>>12765262After S4 it works.
For Sn (n>4), the only normal subgroups are the trivial group, An, and Sn.
First, I'll show conjugation fixes k-cycles. Then I'll show the group generated by k-cycles is normal. Then using the fact above, you can conclude this normal subgroup is Sn.
1) Conjugation will map k-cycles to k-cycles.
This is easy to show. Given any permutation in Sn, write it as a product of disjoint cycles.
https://en.wikipedia.org/wiki/Cycle_index#Disjoint_cycle_representation_of_permutationsIf you think about what conjugation does, it just re-labels the entries of the cycle representation without modifying the parentheses (the number of and sizes of cycles remains unchanged).
Pic related.
2) Now to prove the group generated by k-cycles, N, is normal.

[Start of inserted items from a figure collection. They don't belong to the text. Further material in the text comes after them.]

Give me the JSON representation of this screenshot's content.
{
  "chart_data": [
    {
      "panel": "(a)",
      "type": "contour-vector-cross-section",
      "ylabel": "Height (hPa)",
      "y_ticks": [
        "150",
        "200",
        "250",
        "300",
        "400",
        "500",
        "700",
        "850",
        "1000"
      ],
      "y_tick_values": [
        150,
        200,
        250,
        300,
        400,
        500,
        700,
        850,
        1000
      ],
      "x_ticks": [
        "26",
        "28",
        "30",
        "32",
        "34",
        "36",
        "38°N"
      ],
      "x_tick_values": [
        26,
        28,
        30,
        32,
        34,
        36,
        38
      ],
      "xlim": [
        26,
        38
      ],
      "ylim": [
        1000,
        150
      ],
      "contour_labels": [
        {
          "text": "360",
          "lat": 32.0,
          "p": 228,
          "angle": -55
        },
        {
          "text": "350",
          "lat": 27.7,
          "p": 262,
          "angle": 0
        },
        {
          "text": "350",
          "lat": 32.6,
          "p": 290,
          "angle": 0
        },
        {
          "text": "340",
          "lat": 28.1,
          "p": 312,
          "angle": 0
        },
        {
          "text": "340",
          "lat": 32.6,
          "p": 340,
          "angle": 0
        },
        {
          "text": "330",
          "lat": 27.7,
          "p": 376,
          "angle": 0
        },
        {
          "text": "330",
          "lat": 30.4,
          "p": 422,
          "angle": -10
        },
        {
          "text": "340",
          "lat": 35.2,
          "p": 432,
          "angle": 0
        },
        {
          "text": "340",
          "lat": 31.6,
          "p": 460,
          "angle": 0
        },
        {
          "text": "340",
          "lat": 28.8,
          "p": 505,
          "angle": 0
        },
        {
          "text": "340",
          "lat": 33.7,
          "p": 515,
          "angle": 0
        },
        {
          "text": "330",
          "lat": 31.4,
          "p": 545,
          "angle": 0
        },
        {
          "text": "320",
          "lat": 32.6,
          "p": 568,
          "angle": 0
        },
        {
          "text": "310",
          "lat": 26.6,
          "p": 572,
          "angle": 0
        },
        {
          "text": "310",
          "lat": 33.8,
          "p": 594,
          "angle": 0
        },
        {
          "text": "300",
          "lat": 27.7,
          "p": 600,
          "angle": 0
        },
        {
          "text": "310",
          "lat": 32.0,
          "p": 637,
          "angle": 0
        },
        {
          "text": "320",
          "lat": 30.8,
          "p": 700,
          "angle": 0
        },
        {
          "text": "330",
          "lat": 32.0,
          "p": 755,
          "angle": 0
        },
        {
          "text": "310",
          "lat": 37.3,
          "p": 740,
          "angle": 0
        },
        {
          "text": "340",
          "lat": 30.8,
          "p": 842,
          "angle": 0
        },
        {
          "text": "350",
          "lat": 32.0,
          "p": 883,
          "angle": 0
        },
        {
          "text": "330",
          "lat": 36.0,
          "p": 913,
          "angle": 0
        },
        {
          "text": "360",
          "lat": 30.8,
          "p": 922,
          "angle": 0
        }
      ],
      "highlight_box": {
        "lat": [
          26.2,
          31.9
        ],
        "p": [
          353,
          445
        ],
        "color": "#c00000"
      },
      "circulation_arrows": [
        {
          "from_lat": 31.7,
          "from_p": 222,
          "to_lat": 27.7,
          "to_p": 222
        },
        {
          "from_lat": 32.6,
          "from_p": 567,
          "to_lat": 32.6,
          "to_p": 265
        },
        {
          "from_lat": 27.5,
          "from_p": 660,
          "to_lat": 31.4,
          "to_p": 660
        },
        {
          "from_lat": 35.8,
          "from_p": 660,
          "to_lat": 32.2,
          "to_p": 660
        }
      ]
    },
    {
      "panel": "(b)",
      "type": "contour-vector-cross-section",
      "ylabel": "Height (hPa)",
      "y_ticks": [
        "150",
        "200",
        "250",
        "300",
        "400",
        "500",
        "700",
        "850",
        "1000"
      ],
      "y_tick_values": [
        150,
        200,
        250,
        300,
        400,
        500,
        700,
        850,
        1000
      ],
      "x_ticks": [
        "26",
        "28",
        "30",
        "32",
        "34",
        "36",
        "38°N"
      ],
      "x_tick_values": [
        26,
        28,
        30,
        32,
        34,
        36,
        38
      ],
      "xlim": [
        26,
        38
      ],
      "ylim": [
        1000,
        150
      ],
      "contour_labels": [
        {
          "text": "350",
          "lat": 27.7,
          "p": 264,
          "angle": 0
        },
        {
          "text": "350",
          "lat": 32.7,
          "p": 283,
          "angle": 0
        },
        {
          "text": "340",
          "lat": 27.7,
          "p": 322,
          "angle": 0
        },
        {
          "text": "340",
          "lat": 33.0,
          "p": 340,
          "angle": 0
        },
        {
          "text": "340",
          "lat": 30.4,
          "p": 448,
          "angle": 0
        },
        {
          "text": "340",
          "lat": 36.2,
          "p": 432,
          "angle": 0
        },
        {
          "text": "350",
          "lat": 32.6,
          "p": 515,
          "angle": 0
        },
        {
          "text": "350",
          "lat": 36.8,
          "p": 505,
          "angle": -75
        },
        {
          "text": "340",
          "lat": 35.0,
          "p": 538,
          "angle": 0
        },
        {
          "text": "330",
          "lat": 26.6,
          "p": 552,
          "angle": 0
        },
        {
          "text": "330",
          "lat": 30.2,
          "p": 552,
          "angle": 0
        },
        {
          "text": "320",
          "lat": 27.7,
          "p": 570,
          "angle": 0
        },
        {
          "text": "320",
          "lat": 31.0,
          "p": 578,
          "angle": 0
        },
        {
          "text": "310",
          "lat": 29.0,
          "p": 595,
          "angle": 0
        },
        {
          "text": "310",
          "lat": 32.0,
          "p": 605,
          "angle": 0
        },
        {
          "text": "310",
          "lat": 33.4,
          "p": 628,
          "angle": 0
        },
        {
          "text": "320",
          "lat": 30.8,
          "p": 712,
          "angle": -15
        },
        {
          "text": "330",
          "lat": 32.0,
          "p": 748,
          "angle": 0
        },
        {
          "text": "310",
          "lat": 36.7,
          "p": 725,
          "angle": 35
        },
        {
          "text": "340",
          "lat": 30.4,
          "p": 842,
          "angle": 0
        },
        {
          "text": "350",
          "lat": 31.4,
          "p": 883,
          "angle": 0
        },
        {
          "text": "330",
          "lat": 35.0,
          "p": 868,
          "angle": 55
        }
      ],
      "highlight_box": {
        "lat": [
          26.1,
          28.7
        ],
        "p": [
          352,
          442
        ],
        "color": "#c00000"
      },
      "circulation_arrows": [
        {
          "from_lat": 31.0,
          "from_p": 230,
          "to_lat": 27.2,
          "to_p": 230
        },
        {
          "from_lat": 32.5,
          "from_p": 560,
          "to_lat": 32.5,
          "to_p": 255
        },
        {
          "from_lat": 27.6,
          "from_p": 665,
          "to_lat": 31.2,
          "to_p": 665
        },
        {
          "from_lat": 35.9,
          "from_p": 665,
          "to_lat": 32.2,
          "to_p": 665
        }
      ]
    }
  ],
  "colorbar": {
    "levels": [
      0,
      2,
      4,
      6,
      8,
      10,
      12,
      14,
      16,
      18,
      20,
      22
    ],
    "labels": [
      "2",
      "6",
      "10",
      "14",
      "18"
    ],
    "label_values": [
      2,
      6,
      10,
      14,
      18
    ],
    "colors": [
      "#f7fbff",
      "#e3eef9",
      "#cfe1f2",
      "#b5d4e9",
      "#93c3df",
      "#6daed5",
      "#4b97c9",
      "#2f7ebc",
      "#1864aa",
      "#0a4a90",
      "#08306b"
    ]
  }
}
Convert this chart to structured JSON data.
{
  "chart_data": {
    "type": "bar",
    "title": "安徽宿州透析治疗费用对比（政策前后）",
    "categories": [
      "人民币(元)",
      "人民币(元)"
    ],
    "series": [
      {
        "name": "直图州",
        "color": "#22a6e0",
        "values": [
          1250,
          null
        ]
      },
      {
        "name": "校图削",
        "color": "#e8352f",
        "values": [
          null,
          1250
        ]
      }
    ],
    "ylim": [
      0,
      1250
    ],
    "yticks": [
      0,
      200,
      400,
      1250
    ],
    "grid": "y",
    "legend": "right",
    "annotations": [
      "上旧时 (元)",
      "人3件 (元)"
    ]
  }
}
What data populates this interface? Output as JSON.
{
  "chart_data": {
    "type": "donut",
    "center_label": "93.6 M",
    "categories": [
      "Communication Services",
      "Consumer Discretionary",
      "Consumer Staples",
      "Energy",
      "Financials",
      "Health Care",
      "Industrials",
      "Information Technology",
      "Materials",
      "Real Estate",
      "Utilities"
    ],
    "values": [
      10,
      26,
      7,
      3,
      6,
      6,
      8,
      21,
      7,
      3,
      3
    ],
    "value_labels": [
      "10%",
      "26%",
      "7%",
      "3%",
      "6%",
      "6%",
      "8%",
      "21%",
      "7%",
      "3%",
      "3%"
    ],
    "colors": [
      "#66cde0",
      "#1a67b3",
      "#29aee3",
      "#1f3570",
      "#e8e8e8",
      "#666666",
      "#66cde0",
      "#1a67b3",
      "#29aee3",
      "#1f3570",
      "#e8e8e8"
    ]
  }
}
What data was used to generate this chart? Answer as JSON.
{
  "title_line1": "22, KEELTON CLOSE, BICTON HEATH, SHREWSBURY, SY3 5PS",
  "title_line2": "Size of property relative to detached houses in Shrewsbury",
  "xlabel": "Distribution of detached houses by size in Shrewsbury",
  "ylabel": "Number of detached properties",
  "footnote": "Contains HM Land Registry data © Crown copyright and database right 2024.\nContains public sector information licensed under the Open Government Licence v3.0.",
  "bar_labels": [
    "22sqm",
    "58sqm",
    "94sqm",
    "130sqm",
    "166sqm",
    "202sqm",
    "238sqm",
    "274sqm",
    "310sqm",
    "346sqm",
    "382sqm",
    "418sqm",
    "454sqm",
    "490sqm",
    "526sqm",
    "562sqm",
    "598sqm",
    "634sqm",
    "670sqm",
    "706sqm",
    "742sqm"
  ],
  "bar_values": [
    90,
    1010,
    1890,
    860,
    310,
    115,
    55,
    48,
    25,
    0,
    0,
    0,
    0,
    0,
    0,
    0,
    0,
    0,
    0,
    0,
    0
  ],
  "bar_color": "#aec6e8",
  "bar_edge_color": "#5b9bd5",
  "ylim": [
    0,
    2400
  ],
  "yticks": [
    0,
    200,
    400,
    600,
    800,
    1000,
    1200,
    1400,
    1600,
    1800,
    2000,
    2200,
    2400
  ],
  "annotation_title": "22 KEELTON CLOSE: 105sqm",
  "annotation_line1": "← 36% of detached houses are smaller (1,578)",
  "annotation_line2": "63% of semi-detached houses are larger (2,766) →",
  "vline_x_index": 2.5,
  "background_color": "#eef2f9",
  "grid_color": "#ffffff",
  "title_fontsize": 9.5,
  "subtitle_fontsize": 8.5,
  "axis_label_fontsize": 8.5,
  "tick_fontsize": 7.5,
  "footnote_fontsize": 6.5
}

Let n =k1*k2*...*ki by any element of N. Conjugate by any element, g, of Sn to get g*n*g' = g*k1*k2*...*ki*g'.
Multiply between the k's with g'*g = e to get g*k1*g'*g*k2*g'*...*g*ki*g'.
Grouping terms gives (g*k1*g')*(g*k2*g')*...*(g*ki*g') which is just a product of k-cycles and therefore an element of N.
So N is normal.
Clearly N isn't trivial. N can't be An from parity. So N is Sn.